Now let us update the documents in our database using the following queries so that they contain the searchText:

db.stores.updateOne({ name: "Java Hut" }, { $set: { searchText: 'ja av va jav ava java hu ut hut co of ff fe ee cof off ffe fee coff offe ffee coffe offee coffee an nd and ca ak ke es cak ake kes cake akes cakes' } });

db.stores.updateOne({ name: "Burger Buns" }, { $set: { searchText: 'bu ur rg ge er bur urg rge ger burg urge rger burge urger burger un ns bun uns buns go ou rm me et gou our urm rme met gour ourm urme rmet gourm ourme urmet gourme ourmet gourmet ha am mb rs ham amb mbu ers hamb ambu mbur gers hambu ambur mburg rgers hambur amburg mburge urgers hamburg amburge mburger burgers hamburge amburger mburgers hamburger amburgers hamburgers' } });

db.stores.updateOne({ name: "Coffee Shop" }, { $set: { searchText: 'co of ff fe ee cof off ffe fee coff offe ffee coffe offee coffee sh ho op sho hop shop ju us st jus ust just' } });

db.stores.updateOne({ name: "Clothes Clothes Clothes" }, { $set: { searchText: 'cl lo ot th he es clo lot oth the hes clot loth othe thes cloth lothe othes clothe lothes clothes di is sc co ou un nt dis isc sco cou oun unt disc isco scou coun ount disco iscou scoun count discou iscoun scount discoun iscount discount hi in ng thi hin ing othi thin hing lothi othin thing clothi lothin othing clothin lothing clothing' } });

db.stores.updateOne({ name: "Java Shopping" }, { $set: { searchText: 'ja av va jav ava java sh ho op pp pi in ng sho hop opp ppi pin ing shop hopp oppi ppin ping shopp hoppi oppin pping shoppi hoppin opping shoppin hopping shopping nd do on ne es si ia an ind ndo don one nes esi sia ian indo ndon done ones nesi esia sian indon ndone dones onesi nesia esian indone ndones donesi onesia nesian indones ndonesi donesia onesian indonesi ndonesia donesian indonesia ndonesian indonesian go oo od ds goo ood ods good oods goods' } });

Before we go and try to search through the documents, it is important to drop the previous index that was created and create a new one on the searchText field.

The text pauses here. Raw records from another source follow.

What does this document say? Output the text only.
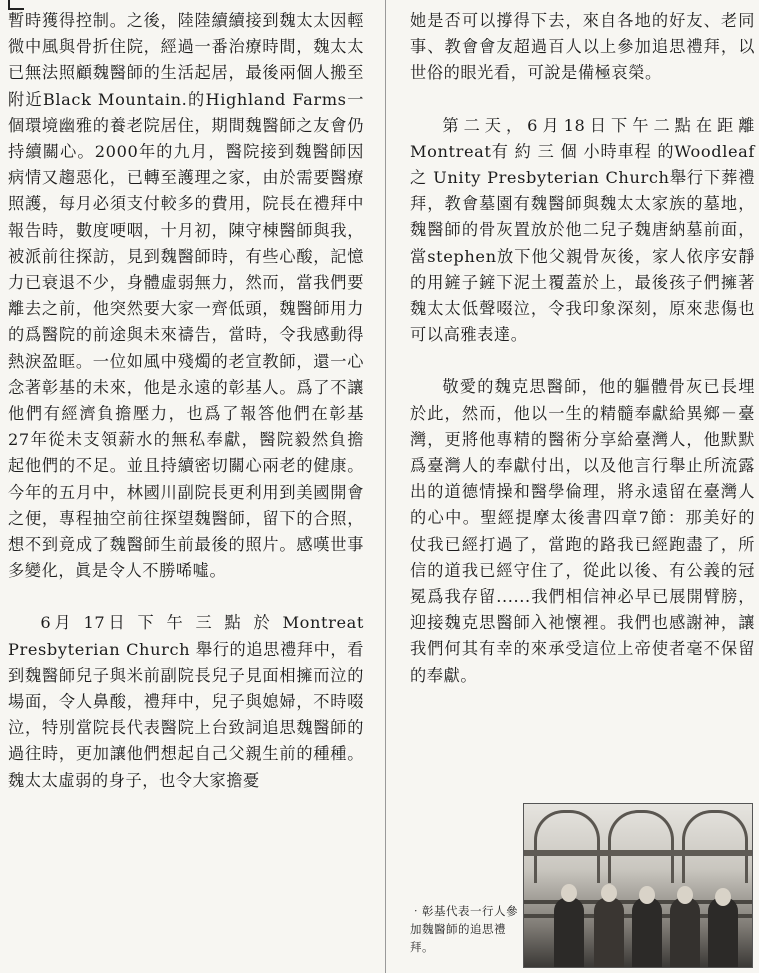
暫時獲得控制。之後，陸陸續續接到魏太太因輕微中風與骨折住院，經過一番治療時間，魏太太已無法照顧魏醫師的生活起居，最後兩個人搬至附近Black Mountain.的Highland Farms一個環境幽雅的養老院居住，期間魏醫師之友會仍持續關心。2000年的九月，醫院接到魏醫師因病情又趨惡化，已轉至護理之家，由於需要醫療照護，每月必須支付較多的費用，院長在禮拜中報告時，數度哽咽，十月初，陳守棟醫師與我，被派前往探訪，見到魏醫師時，有些心酸，記憶力已衰退不少，身體虛弱無力，然而，當我們要離去之前，他突然要大家一齊低頭，魏醫師用力的爲醫院的前途與未來禱告，當時，令我感動得熱淚盈眶。一位如風中殘燭的老宣教師，還一心念著彰基的未來，他是永遠的彰基人。爲了不讓他們有經濟負擔壓力，也爲了報答他們在彰基27年從未支領薪水的無私奉獻，醫院毅然負擔起他們的不足。並且持續密切關心兩老的健康。今年的五月中，林國川副院長更利用到美國開會之便，專程抽空前往探望魏醫師，留下的合照，想不到竟成了魏醫師生前最後的照片。感嘆世事多變化，眞是令人不勝唏噓。

6月 17日 下 午 三 點 於 Montreat Presbyterian Church 舉行的追思禮拜中，看到魏醫師兒子與米前副院長兒子見面相擁而泣的場面，令人鼻酸，禮拜中，兒子與媳婦，不時啜泣，特別當院長代表醫院上台致詞追思魏醫師的過往時，更加讓他們想起自己父親生前的種種。魏太太虛弱的身子，也令大家擔憂

她是否可以撐得下去，來自各地的好友、老同事、教會會友超過百人以上參加追思禮拜，以世俗的眼光看，可說是備極哀榮。

第二天，6月18日下午二點在距離Montreat有 約 三 個 小時車程 的Woodleaf之 Unity Presbyterian Church舉行下葬禮拜，教會墓園有魏醫師與魏太太家族的墓地，魏醫師的骨灰置放於他二兒子魏唐納墓前面，當stephen放下他父親骨灰後，家人依序安靜的用鏟子鏟下泥土覆蓋於上，最後孩子們擁著魏太太低聲啜泣，令我印象深刻，原來悲傷也可以高雅表達。

敬愛的魏克思醫師，他的軀體骨灰已長埋於此，然而，他以一生的精髓奉獻給異鄉－臺灣，更將他專精的醫術分享給臺灣人，他默默爲臺灣人的奉獻付出，以及他言行舉止所流露出的道德情操和醫學倫理，將永遠留在臺灣人的心中。聖經提摩太後書四章7節：那美好的仗我已經打過了，當跑的路我已經跑盡了，所信的道我已經守住了，從此以後、有公義的冠冕爲我存留......我們相信神必早已展開臂膀，迎接魏克思醫師入祂懷裡。我們也感謝神，讓我們何其有幸的來承受這位上帝使者毫不保留的奉獻。

‧彰基代表一行人參加魏醫師的追思禮拜。
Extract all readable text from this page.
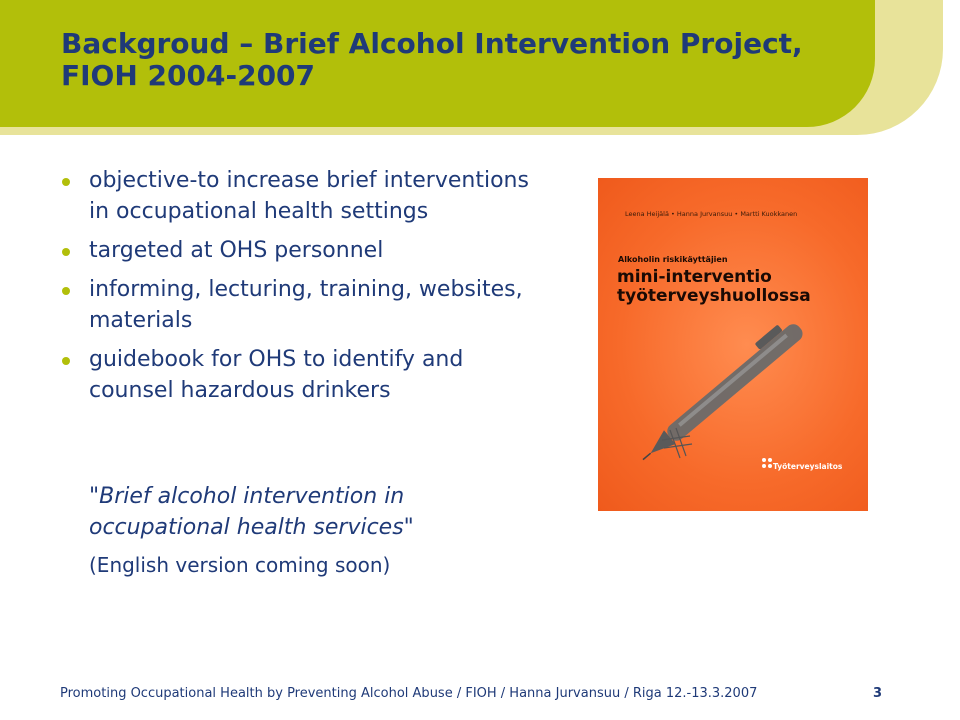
Backgroud – Brief Alcohol Intervention Project, FIOH 2004-2007
objective-to increase brief interventions in occupational health settings
targeted at OHS personnel
informing, lecturing, training, websites, materials
guidebook for OHS to identify and counsel hazardous drinkers
"Brief alcohol intervention in occupational health services"
(English version coming soon)
Leena Heijälä • Hanna Jurvansuu • Martti Kuokkanen
Alkoholin riskikäyttäjien
mini-interventio
työterveyshuollossa
Työterveyslaitos
Promoting Occupational Health by Preventing Alcohol Abuse / FIOH / Hanna Jurvansuu / Riga 12.-13.3.2007	3
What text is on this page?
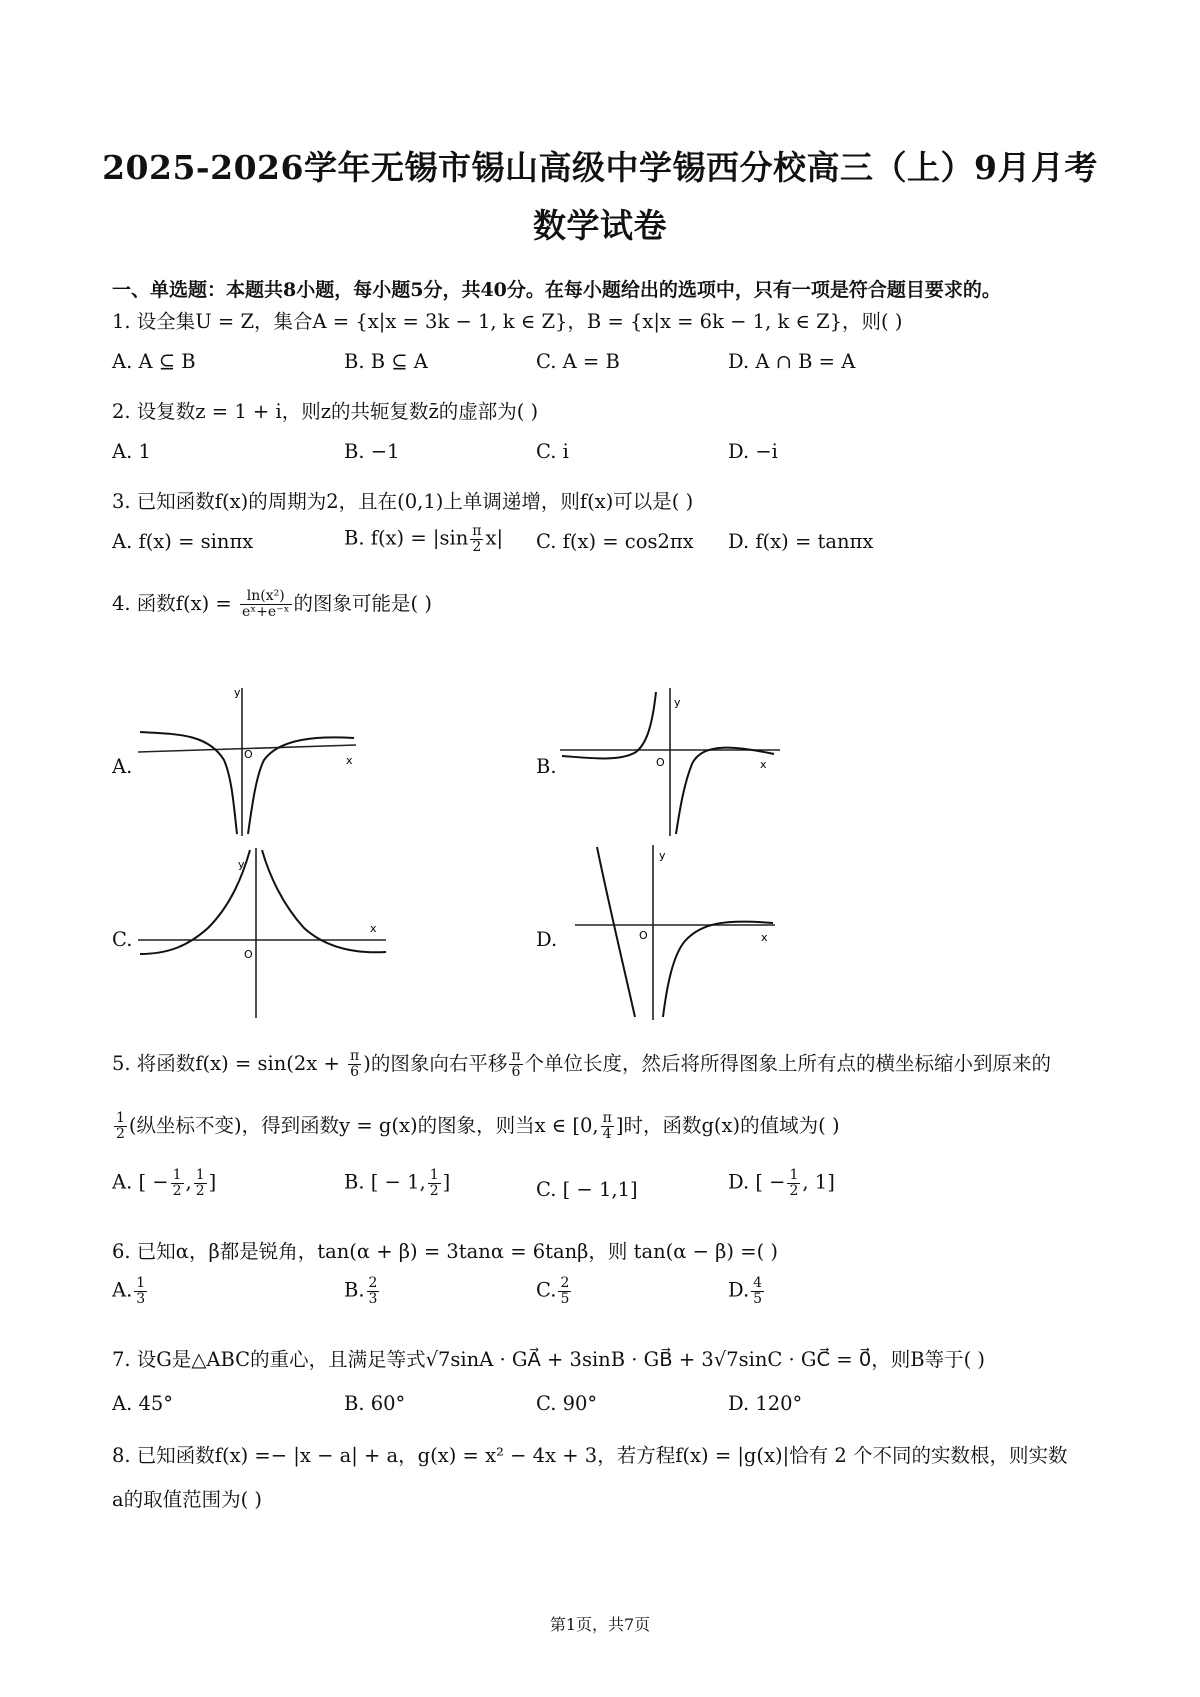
2025-2026学年无锡市锡山高级中学锡西分校高三（上）9月月考
数学试卷
一、单选题：本题共8小题，每小题5分，共40分。在每小题给出的选项中，只有一项是符合题目要求的。
1. 设全集U = Z，集合A = {x|x = 3k − 1, k ∈ Z}，B = {x|x = 6k − 1, k ∈ Z}，则( )
A. A ⊆ B	B. B ⊆ A	C. A = B	D. A ∩ B = A
2. 设复数z = 1 + i，则z的共轭复数z̄的虚部为( )
A. 1	B. −1	C. i	D. −i
3. 已知函数f(x)的周期为2，且在(0,1)上单调递增，则f(x)可以是( )
A. f(x) = sinπx	B. $f(x) = |\sin \frac{\pi}{2} x|$ C. f(x) = cos2πx D. f(x) = tanπx
4. 函数$f(x) = \frac{\text{ln(x²)}}{\text{eˣ+e⁻ˣ}}$ 的图象可能是( )
A.	B.
C.	D.
y
x
O
y
x
O
y
x
O
y
x
O
5. 将函数$f(x) = \sin(2x + \frac{\pi}{6}$ )的图象向右平移 $\frac{\pi}{6}$ 个单位长度，然后将所得图象上所有点的横坐标缩小到原来的
$\frac{1}{2}$ (纵坐标不变)，得到函数y = g(x)的图象，则当x ∈ [0, $\frac{\pi}{4}$ ]时，函数g(x)的值域为( )
A. [ − $\frac{1}{2}$ , $\frac{1}{2}$ ]	B. [ − 1, $\frac{1}{2}$ ]	C. [ − 1,1]	D. [ − $\frac{1}{2}$ , 1]
6. 已知α，β都是锐角，tan(α + β) = 3tanα = 6tanβ，则 tan(α − β) =( )
A. $\frac{1}{3}$	B. $\frac{2}{3}$	C. $\frac{2}{5}$	D. $\frac{4}{5}$
7. 设G是△ABC的重心，且满足等式√7sinA · GA⃗ + 3sinB · GB⃗ + 3√7sinC · GC⃗ = 0⃗，则B等于( )
A. 45°	B. 60°	C. 90°	D. 120°
8. 已知函数f(x) =− |x − a| + a，g(x) = x² − 4x + 3，若方程f(x) = |g(x)|恰有 2 个不同的实数根，则实数
a的取值范围为( )
第1页，共7页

  1. Get all indexes information by executing db.stores.getIndexes(), look for the index which has weights for name and description which we created initially and copy its name, in my case it was name_text_description_text.
  2. Drop the index and create a new index on the field searchText:
db.stores.dropIndex('name_text_description_text'); // Remember to change the name of the index as per your results

/* Output */
// { 
//     "nIndexesWas" : 2.0, 
//     "ok" : 1.0
// }

db.stores.createIndex({ searchText: "text" });

/* Output */
// { 
//     "createdCollectionAutomatically" : false, 
//     "numIndexesBefore" : 1.0, 
//     "numIndexesAfter" : 2.0, 
//     "ok" : 1.0
// }

Let us try the partial text search queries we attempted earlier, also add the sweet projection { searchText: 0 } for a tidier output:

db.stores.find({ $text: { $search: "ja" }}, { searchText: 0 });

/* Output */
// { 
//     "_id" : 1.0, 
//     "name" : "Java Hut", 
//     "description" : "Coffee and cakes"
// }
// { 
//     "_id" : 5.0, 
//     "name" : "Java Shopping", 
//     "description" : "Indonesian goods"
// }

db.stores.find({ $text: { $search: "coff" } }, { searchText: 0 });

/* Output */
// { 
//     "_id" : 3.0, 
//     "name" : "Coffee Shop", 
//     "description" : "Just coffee"
// }
// { 
//     "_id" : 1.0, 
//     "name" : "Java Hut", 
//     "description" : "Coffee and cakes"
// }

That’s it! We have a working partial text search implementation.

Epilogue

Following through, you must have realised that:

  • this will be heavy on the storage requirements
  • the n-gram generation and processing logic can be implemented as a middleware (pre-save and pre-update hooks) in your ORM / driver code
  • will introduce additional latencies in write operations if implemented as a middleware
  • will be better than setting up another search server though

Another gotcha is the order of the search results, which can be improved on playing with the n-gram generation logic in the code snippet that we constructed earlier.